Speaking to ThePrint, Dr S.P. Kalantri, professor of medicine at the Mahatma Gandhi Institute of Medical Sciences, said, “The Lancet study shows that a three-month dose interval might be an effective strategy for reducing disease. It would protect the largest number of individuals in the population as early as possible when vaccine supplies are scarce.”
Dr Kalantri, who is also the medical superintendent at Kasturba Hospital, added that the longer interval between the two doses also improves protection after the second dose.
Pregnant, lactating women can be vaccinated
The NTAGI has also suggested that pregnant women could be given the choice to take any Covid-19 vaccine whereas lactating women can be given the shot any time after delivery.
Currently, both categories are not allowed to get vaccinated against Covid-19.
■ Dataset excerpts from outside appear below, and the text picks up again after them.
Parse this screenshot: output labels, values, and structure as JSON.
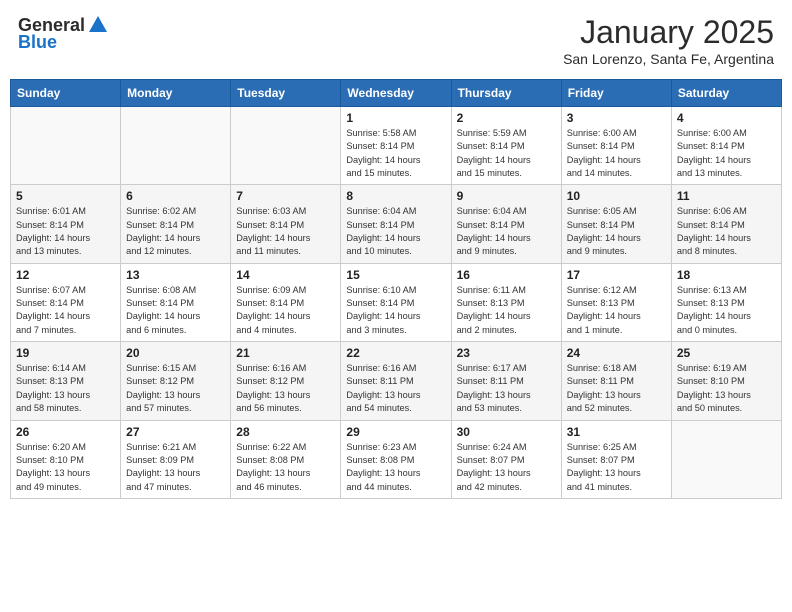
{
  "header": {
    "logo_general": "General",
    "logo_blue": "Blue",
    "month_title": "January 2025",
    "subtitle": "San Lorenzo, Santa Fe, Argentina"
  },
  "days_of_week": [
    "Sunday",
    "Monday",
    "Tuesday",
    "Wednesday",
    "Thursday",
    "Friday",
    "Saturday"
  ],
  "weeks": [
    [
      {
        "day": "",
        "info": ""
      },
      {
        "day": "",
        "info": ""
      },
      {
        "day": "",
        "info": ""
      },
      {
        "day": "1",
        "info": "Sunrise: 5:58 AM\nSunset: 8:14 PM\nDaylight: 14 hours\nand 15 minutes."
      },
      {
        "day": "2",
        "info": "Sunrise: 5:59 AM\nSunset: 8:14 PM\nDaylight: 14 hours\nand 15 minutes."
      },
      {
        "day": "3",
        "info": "Sunrise: 6:00 AM\nSunset: 8:14 PM\nDaylight: 14 hours\nand 14 minutes."
      },
      {
        "day": "4",
        "info": "Sunrise: 6:00 AM\nSunset: 8:14 PM\nDaylight: 14 hours\nand 13 minutes."
      }
    ],
    [
      {
        "day": "5",
        "info": "Sunrise: 6:01 AM\nSunset: 8:14 PM\nDaylight: 14 hours\nand 13 minutes."
      },
      {
        "day": "6",
        "info": "Sunrise: 6:02 AM\nSunset: 8:14 PM\nDaylight: 14 hours\nand 12 minutes."
      },
      {
        "day": "7",
        "info": "Sunrise: 6:03 AM\nSunset: 8:14 PM\nDaylight: 14 hours\nand 11 minutes."
      },
      {
        "day": "8",
        "info": "Sunrise: 6:04 AM\nSunset: 8:14 PM\nDaylight: 14 hours\nand 10 minutes."
      },
      {
        "day": "9",
        "info": "Sunrise: 6:04 AM\nSunset: 8:14 PM\nDaylight: 14 hours\nand 9 minutes."
      },
      {
        "day": "10",
        "info": "Sunrise: 6:05 AM\nSunset: 8:14 PM\nDaylight: 14 hours\nand 9 minutes."
      },
      {
        "day": "11",
        "info": "Sunrise: 6:06 AM\nSunset: 8:14 PM\nDaylight: 14 hours\nand 8 minutes."
      }
    ],
    [
      {
        "day": "12",
        "info": "Sunrise: 6:07 AM\nSunset: 8:14 PM\nDaylight: 14 hours\nand 7 minutes."
      },
      {
        "day": "13",
        "info": "Sunrise: 6:08 AM\nSunset: 8:14 PM\nDaylight: 14 hours\nand 6 minutes."
      },
      {
        "day": "14",
        "info": "Sunrise: 6:09 AM\nSunset: 8:14 PM\nDaylight: 14 hours\nand 4 minutes."
      },
      {
        "day": "15",
        "info": "Sunrise: 6:10 AM\nSunset: 8:14 PM\nDaylight: 14 hours\nand 3 minutes."
      },
      {
        "day": "16",
        "info": "Sunrise: 6:11 AM\nSunset: 8:13 PM\nDaylight: 14 hours\nand 2 minutes."
      },
      {
        "day": "17",
        "info": "Sunrise: 6:12 AM\nSunset: 8:13 PM\nDaylight: 14 hours\nand 1 minute."
      },
      {
        "day": "18",
        "info": "Sunrise: 6:13 AM\nSunset: 8:13 PM\nDaylight: 14 hours\nand 0 minutes."
      }
    ],
    [
      {
        "day": "19",
        "info": "Sunrise: 6:14 AM\nSunset: 8:13 PM\nDaylight: 13 hours\nand 58 minutes."
      },
      {
        "day": "20",
        "info": "Sunrise: 6:15 AM\nSunset: 8:12 PM\nDaylight: 13 hours\nand 57 minutes."
      },
      {
        "day": "21",
        "info": "Sunrise: 6:16 AM\nSunset: 8:12 PM\nDaylight: 13 hours\nand 56 minutes."
      },
      {
        "day": "22",
        "info": "Sunrise: 6:16 AM\nSunset: 8:11 PM\nDaylight: 13 hours\nand 54 minutes."
      },
      {
        "day": "23",
        "info": "Sunrise: 6:17 AM\nSunset: 8:11 PM\nDaylight: 13 hours\nand 53 minutes."
      },
      {
        "day": "24",
        "info": "Sunrise: 6:18 AM\nSunset: 8:11 PM\nDaylight: 13 hours\nand 52 minutes."
      },
      {
        "day": "25",
        "info": "Sunrise: 6:19 AM\nSunset: 8:10 PM\nDaylight: 13 hours\nand 50 minutes."
      }
    ],
    [
      {
        "day": "26",
        "info": "Sunrise: 6:20 AM\nSunset: 8:10 PM\nDaylight: 13 hours\nand 49 minutes."
      },
      {
        "day": "27",
        "info": "Sunrise: 6:21 AM\nSunset: 8:09 PM\nDaylight: 13 hours\nand 47 minutes."
      },
      {
        "day": "28",
        "info": "Sunrise: 6:22 AM\nSunset: 8:08 PM\nDaylight: 13 hours\nand 46 minutes."
      },
      {
        "day": "29",
        "info": "Sunrise: 6:23 AM\nSunset: 8:08 PM\nDaylight: 13 hours\nand 44 minutes."
      },
      {
        "day": "30",
        "info": "Sunrise: 6:24 AM\nSunset: 8:07 PM\nDaylight: 13 hours\nand 42 minutes."
      },
      {
        "day": "31",
        "info": "Sunrise: 6:25 AM\nSunset: 8:07 PM\nDaylight: 13 hours\nand 41 minutes."
      },
      {
        "day": "",
        "info": ""
      }
    ]
  ]
}
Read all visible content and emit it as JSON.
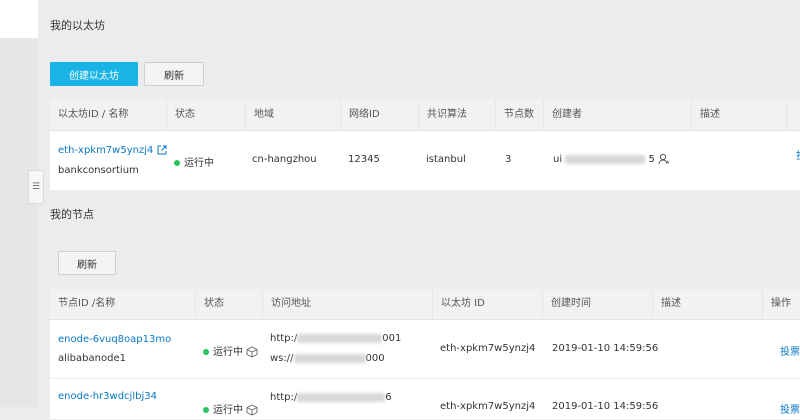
{
  "ethereum_section": {
    "title": "我的以太坊",
    "create_button": "创建以太坊",
    "refresh_button": "刷新",
    "columns": [
      "以太坊ID / 名称",
      "状态",
      "地域",
      "网络ID",
      "共识算法",
      "节点数",
      "创建者",
      "描述"
    ],
    "rows": [
      {
        "id": "eth-xpkm7w5ynzj4",
        "name": "bankconsortium",
        "status": "运行中",
        "region": "cn-hangzhou",
        "network_id": "12345",
        "consensus": "istanbul",
        "node_count": "3",
        "creator_prefix": "ui",
        "creator_suffix": "5",
        "description": "",
        "action_partial": "投"
      }
    ]
  },
  "node_section": {
    "title": "我的节点",
    "refresh_button": "刷新",
    "columns": [
      "节点ID /名称",
      "状态",
      "访问地址",
      "以太坊 ID",
      "创建时间",
      "描述",
      "操作"
    ],
    "rows": [
      {
        "id": "enode-6vuq8oap13mo",
        "name": "alibabanode1",
        "status": "运行中",
        "address_http_prefix": "http:/",
        "address_http_suffix": "001",
        "address_ws_prefix": "ws://",
        "address_ws_suffix": "000",
        "ethereum_id": "eth-xpkm7w5ynzj4",
        "created": "2019-01-10 14:59:56",
        "description": "",
        "action": "投票"
      },
      {
        "id": "enode-hr3wdcjlbj34",
        "name": "",
        "status": "运行中",
        "address_http_prefix": "http:/",
        "address_http_suffix": "6",
        "ethereum_id": "eth-xpkm7w5ynzj4",
        "created": "2019-01-10 14:59:56",
        "action": "投票"
      }
    ]
  },
  "colors": {
    "accent": "#19b4e6",
    "link": "#0a78c8",
    "running": "#28c35a"
  }
}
In April, the Federation of Obstetric and Gynaecological Societies of India (FOGSI), which has over 37,000 doctors as its members, said Covid-19 vaccines should be given to pregnant women and lactating mothers. “The very real benefits of vaccinating pregnant and lactating women seem to far outweigh any theoretical and remote risks of vaccination,” FOGSI said in a statement.
Also, according to the WHO “while pregnancy puts women at higher risk of severe COVID-19, very little data is available to assess vaccine safety in pregnancy”.
It said: “…Pregnant women may receive the vaccine if the benefit of vaccinating a pregnant woman outweighs the potential vaccine risks.”
For this reason, it said pregnant women at high risk of exposure to SARS-CoV-2 (e.g. health workers) or who have comorbidities, which add to their risk of severe disease, may be vaccinated in consultation with their health care provider.
Is getting vaccinated during pregnancy important?
America’s apex medical body, the Centers for Disease Control and Prevention (CDC), says “pregnant people are more likely to get severely ill with COVID-19 compared with non-pregnant people”.
Additionally, it said, pregnant women with Covid-19 are at an increased risk of preterm birth and might be at an increased risk of other adverse pregnancy outcomes compared with pregnant women without Covid-19.
“If you are pregnant, you can receive a COVID-19 vaccine. Getting a COVID-19 vaccine during pregnancy can protect you from a severe illness from COVID-19,” it advises.
However, the CDC also added that clinical trials that study the safety of Covid-19 vaccines and how well they work in pregnant people are “underway or planned”.
Additionally, vaccine manufacturers are also collecting and reviewing data from people in the completed clinical trials who received vaccines and became pregnant.
Should breastfeeding women go for the shot?
Based on how Covid-19 vaccines work inside the body, according to the CDC, they are “thought not to be a risk to lactating people or their breastfeeding babies”.
“Therefore, lactating people can receive a COVID-19 vaccine,” it said.
However, the CDC added that the recent reports have shown that breastfeeding people who have received Covid-19 mRNA vaccines have antibodies in their breastmilk, which could help protect their babies. It highlighted that more data is still being collected to conclude the safety. This conclusion was based on studies on Pfizer and Moderna’s vaccine candidates
But in India, mRNA-based vaccines manufactured by Pfizer and Moderna are not yet available.
In the United Kingdom, the Royal College of Obstetricians and Gynaecologists promotes the advice of the Joint Committee on Vaccination and Immunisation (JCVI) published on 30 December 2020 that there is no known risk in giving available Covid vaccines to breastfeeding women.
“Although there is a lack of safety data for these specific vaccinations in breastfeeding, there is no plausible mechanism by which any vaccine ingredient could pass to your baby through breast milk,” it had said. The JCVI is an independent expert body that advises the UK’s health departments on matters related to immunisation.